Identifying and meeting customer needs revisited
I’ve just re-read this post on the meaning of the phrase ‘identify and meet customer needs’ – I realise that one part of the explanation was poor.
It’s this. Usually, sellers define customer needs in terms of what the seller happens to be selling. A bank looks at ‘customer needs’ and sees current accounts, loans, savings and so on. An ice-cream producer looks at the same person, and wants to know if they prefer strawberry to chocolate. In this way, sellers slice the individual into a million and one different products and services – yet none of these actually see the individual. All they are really seeing is a mirror-image reflection of their own operational priorities. When they look at ‘the customer’ what they see is a potential unit of demand for what they are in the business of making and selling.
There is nothing wrong with this, in itself. What is wrong, however, is to assume that the mantra ‘identify and meet customer needs’ therefore provides a full and complete answer to the problem of value creation (back to my post of a year ago).
Crucially, it ignores three things.
First, it ignores the processes individuals have to go through to achieve a desired outcome. Take something we are all familiar with: ‘feed the family dinner tonight’. If you made a list of just the top-line steps an individual needs to go through to achieve this desired outcome, it might look like this:
1) Assess occasion
2) Assess family members’ preferences, dietary needs
3) Decide menu
4) Find recipes
5) List necessary ingredients
6) Check against stock in kitchen
7) Make shopping list
8] Plan shopping trip (‘before or after picking kids up from school?’)
9) Travel to store/s
10) Fine items/substitutes
11) Queue
12) Pay
13) Carry to and load car
14) Travel home
15) Unload car
16) Carry shopping to kitchen
17) Unpack
18) Prepare meal ingredients
19) Dispose of meal/waste/packaging
20) Assemble ingredients
21) Cook
22) Lay table
23) Eat!
24) Clear table
25) Wash dishes
26) Dry
27) Put away
28) Dispose of waste/leftovers
Now put yourself into the shoes of say, the brand manager of Heinz Baked Beans. As a brand manager you have an awful lot to worry about. You are worried about the quality of your beans and of your tomato sauce; salt levels, sugar levels, whether your product tastes better than the competition, the packaging (‘perhaps an easy-open can!’) its design, its advertising, its price, whether it should be on promotion, which retailers it is stocked in, and so on, and so on.
All of these are important. Brand managers are very busy people. And all these considerations are relevant in some way to the family member delivering a meal. But how many of those top-line 28 process steps is our baked beans brand manager really focused on, or interested in? In reality, his job is to improve the economics of his brand, not the economics of his customers. He’s doing his best to identify and meet his customers’ needs as he defines them, as a means to this end.
In fact, one of the insights of the buyer-centric perspective on value is that most – probably the vast majority of ‘consumer needs’ remain unmet – because they fall outside of seller-centric definitions of ‘value’ and ‘need’. Typically, these unmet needs are needs that cannot be packaged into a product that ‘consumers’ can buy and consume – they are process needs relating to those issues of planning, organising, coordinating, administering, logistics, processing etc highlighted by the list of 28 steps.
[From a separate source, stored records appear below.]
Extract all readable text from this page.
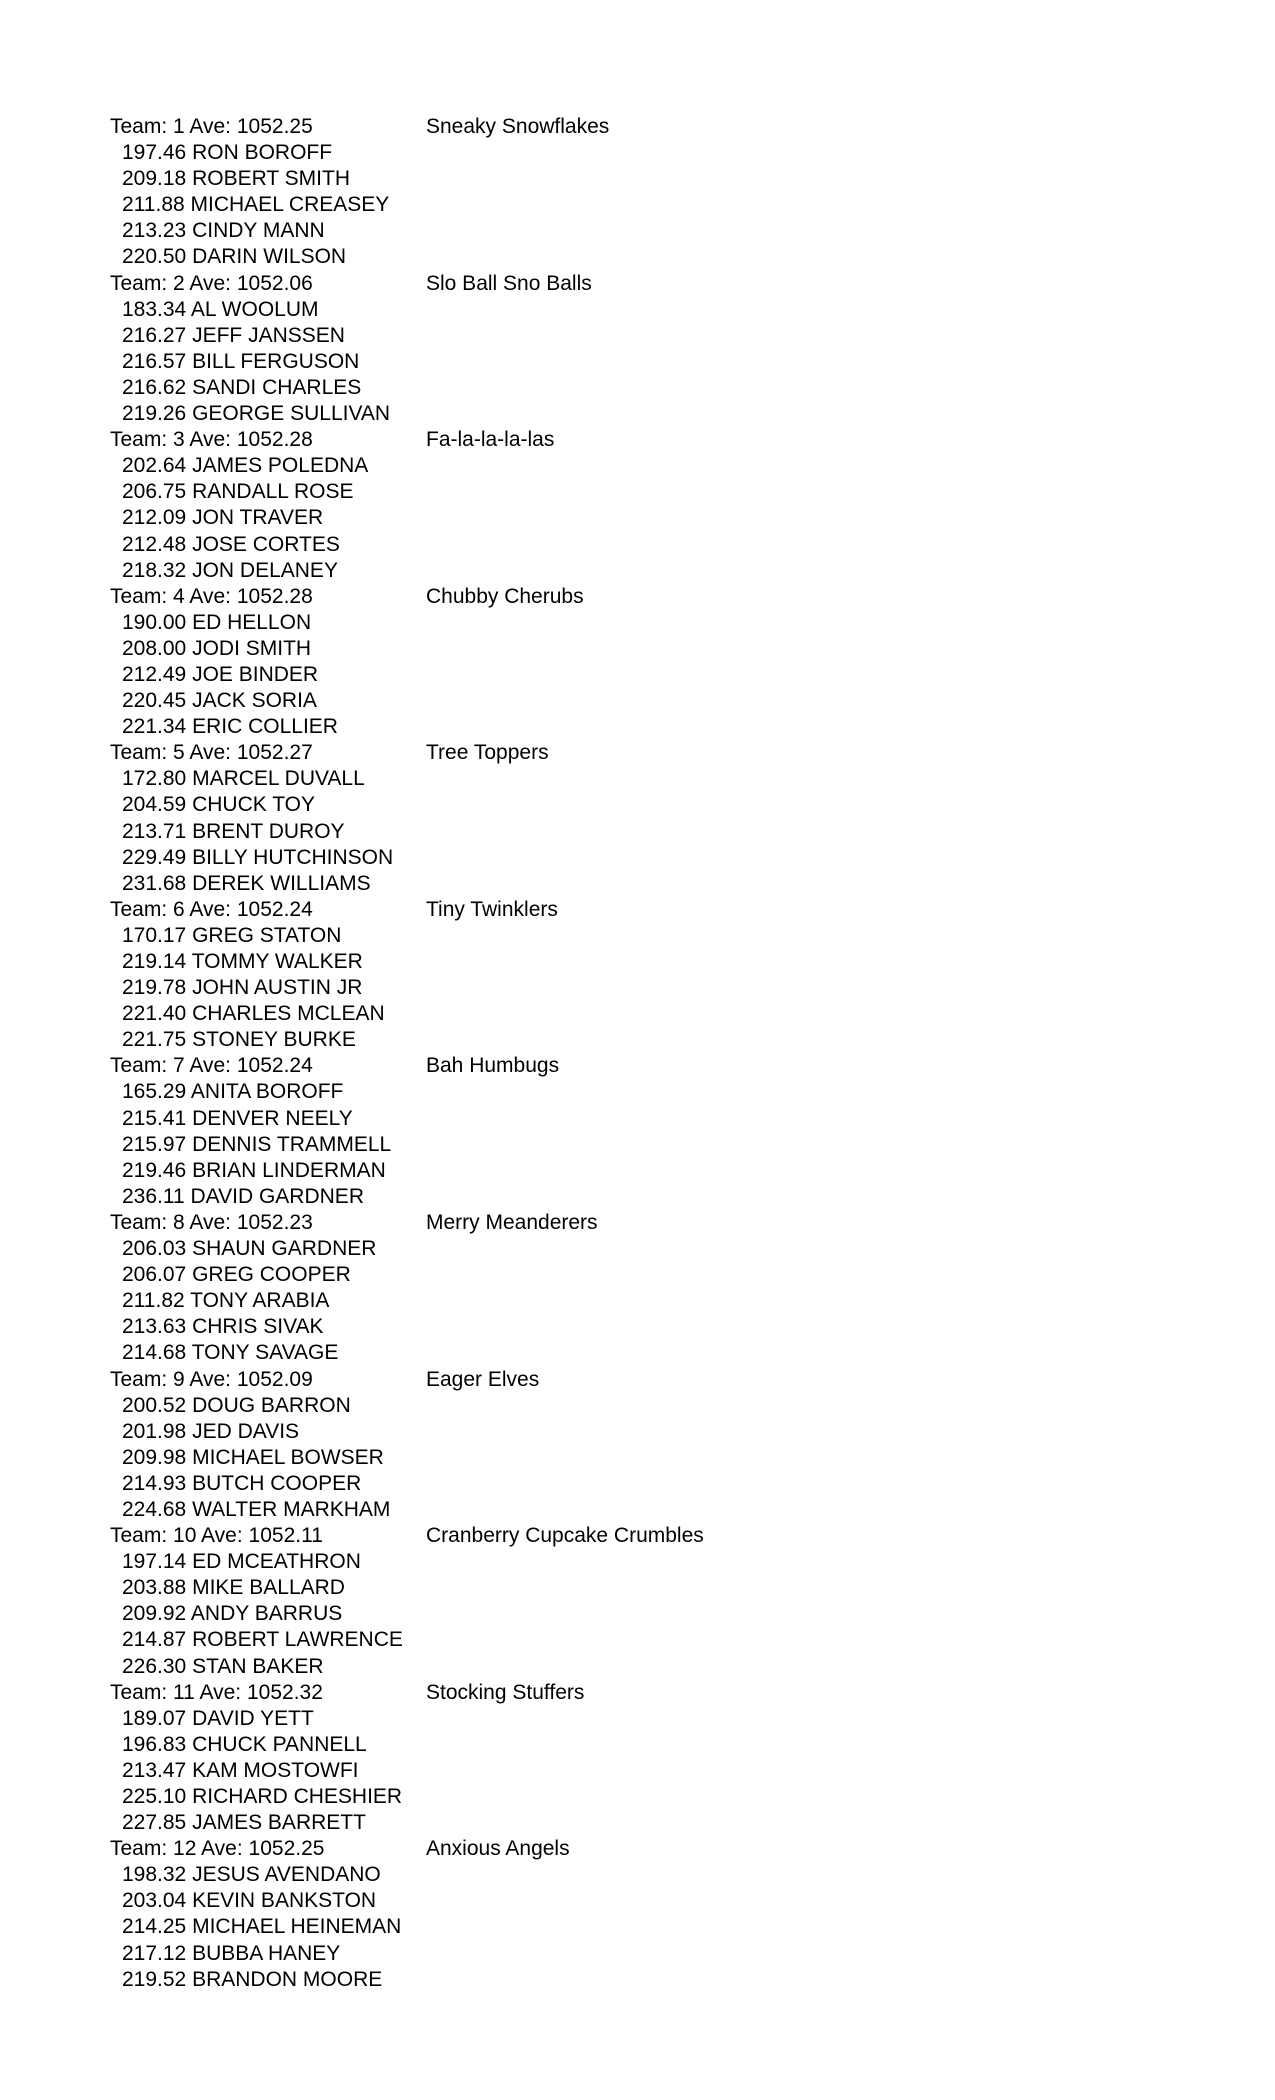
Team: 1 Ave: 1052.25	Sneaky Snowflakes
197.46 RON BOROFF
209.18 ROBERT SMITH
211.88 MICHAEL CREASEY
213.23 CINDY MANN
220.50 DARIN WILSON
Team: 2 Ave: 1052.06	Slo Ball Sno Balls
183.34 AL WOOLUM
216.27 JEFF JANSSEN
216.57 BILL FERGUSON
216.62 SANDI CHARLES
219.26 GEORGE SULLIVAN
Team: 3 Ave: 1052.28	Fa-la-la-la-las
202.64 JAMES POLEDNA
206.75 RANDALL ROSE
212.09 JON TRAVER
212.48 JOSE CORTES
218.32 JON DELANEY
Team: 4 Ave: 1052.28	Chubby Cherubs
190.00 ED HELLON
208.00 JODI SMITH
212.49 JOE BINDER
220.45 JACK SORIA
221.34 ERIC COLLIER
Team: 5 Ave: 1052.27	Tree Toppers
172.80 MARCEL DUVALL
204.59 CHUCK TOY
213.71 BRENT DUROY
229.49 BILLY HUTCHINSON
231.68 DEREK WILLIAMS
Team: 6 Ave: 1052.24	Tiny Twinklers
170.17 GREG STATON
219.14 TOMMY WALKER
219.78 JOHN AUSTIN JR
221.40 CHARLES MCLEAN
221.75 STONEY BURKE
Team: 7 Ave: 1052.24	Bah Humbugs
165.29 ANITA BOROFF
215.41 DENVER NEELY
215.97 DENNIS TRAMMELL
219.46 BRIAN LINDERMAN
236.11 DAVID GARDNER
Team: 8 Ave: 1052.23	Merry Meanderers
206.03 SHAUN GARDNER
206.07 GREG COOPER
211.82 TONY ARABIA
213.63 CHRIS SIVAK
214.68 TONY SAVAGE
Team: 9 Ave: 1052.09	Eager Elves
200.52 DOUG BARRON
201.98 JED DAVIS
209.98 MICHAEL BOWSER
214.93 BUTCH COOPER
224.68 WALTER MARKHAM
Team: 10 Ave: 1052.11	Cranberry Cupcake Crumbles
197.14 ED MCEATHRON
203.88 MIKE BALLARD
209.92 ANDY BARRUS
214.87 ROBERT LAWRENCE
226.30 STAN BAKER
Team: 11 Ave: 1052.32	Stocking Stuffers
189.07 DAVID YETT
196.83 CHUCK PANNELL
213.47 KAM MOSTOWFI
225.10 RICHARD CHESHIER
227.85 JAMES BARRETT
Team: 12 Ave: 1052.25	Anxious Angels
198.32 JESUS AVENDANO
203.04 KEVIN BANKSTON
214.25 MICHAEL HEINEMAN
217.12 BUBBA HANEY
219.52 BRANDON MOORE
This is true not only in the ‘feed the family’ scenario but across the board: financial services, health, travel, communications and so on.
The second thing the seller-centric perspective on ‘identifying and meeting customer needs’ ignores is the need for the customer to make a better decision. When faced with the baked beans fixture at the supermarket, the last thing the brand manager wants to say to the shopper (for example) is “hey, a word in your ear. The own label beans are just as good quality with the same great taste. I know, because they are made in our factory. But the own label version is 25 per cent cheaper”. In other words, the last thing most sellers want to do is help customers meet their need to make better purchasing decisions. If brand managers did that, customers might end up choosing somebody else’s product, and we can’t have that, can we?
The third thing this approach to identifying and meeting customer needs ignores is the customer’s metrics. Every step of that ‘feed the family’ process requires an investment of a range of different personal assets. It takes time and attention to think about what little Johnnie likes and needs for his dinner. (‘Damn! He had that yesterday!’) It takes time, effort and money travelling to and from stores, traipsing through supermarket aisles, loading and unloading the shopping etc. But none of these metrics are taken into account by the Baked Beans brand manager, or the supermarket marketing manager. How long would supermarket checkout queues be if supermarkets had to pay us for the time we waste standing in them?
This is important because, if we think about it a bit deeper, many of our biggest needs as individuals don’t relate to the features and attributes of products or services (those salt and sugar levels, for example). They actually relate to features and attributes of our lives – particularly, how well we manage our precious personal resources: our time, our energy, our attention, our emotional commitment as well as our money. Defining peoples’ needs in terms of the metrics of their personal assets is very different to defining needs in terms of product attributes.
So, to return to my original post. I made the point that that the mantra ‘identify and meet customer’ needs seems to be ‘complete, practical and morally right’. But actually the way it is often interpreted is often ridiculously incomplete (addressing only a tiny sliver of individuals’ real needs), is therefore not all that practical after all. Also, it’s often morally questionable at the same time (because of sellers’ quest to influence rather than inform individuals’ decisions).
Now. That’s the easy bit. The critique. The really hard part is working out ways to address the ‘value gaps’ generated by seller-centricity. What are the types of service, business model, relationship and measurement system that really do help individuals improve their economics?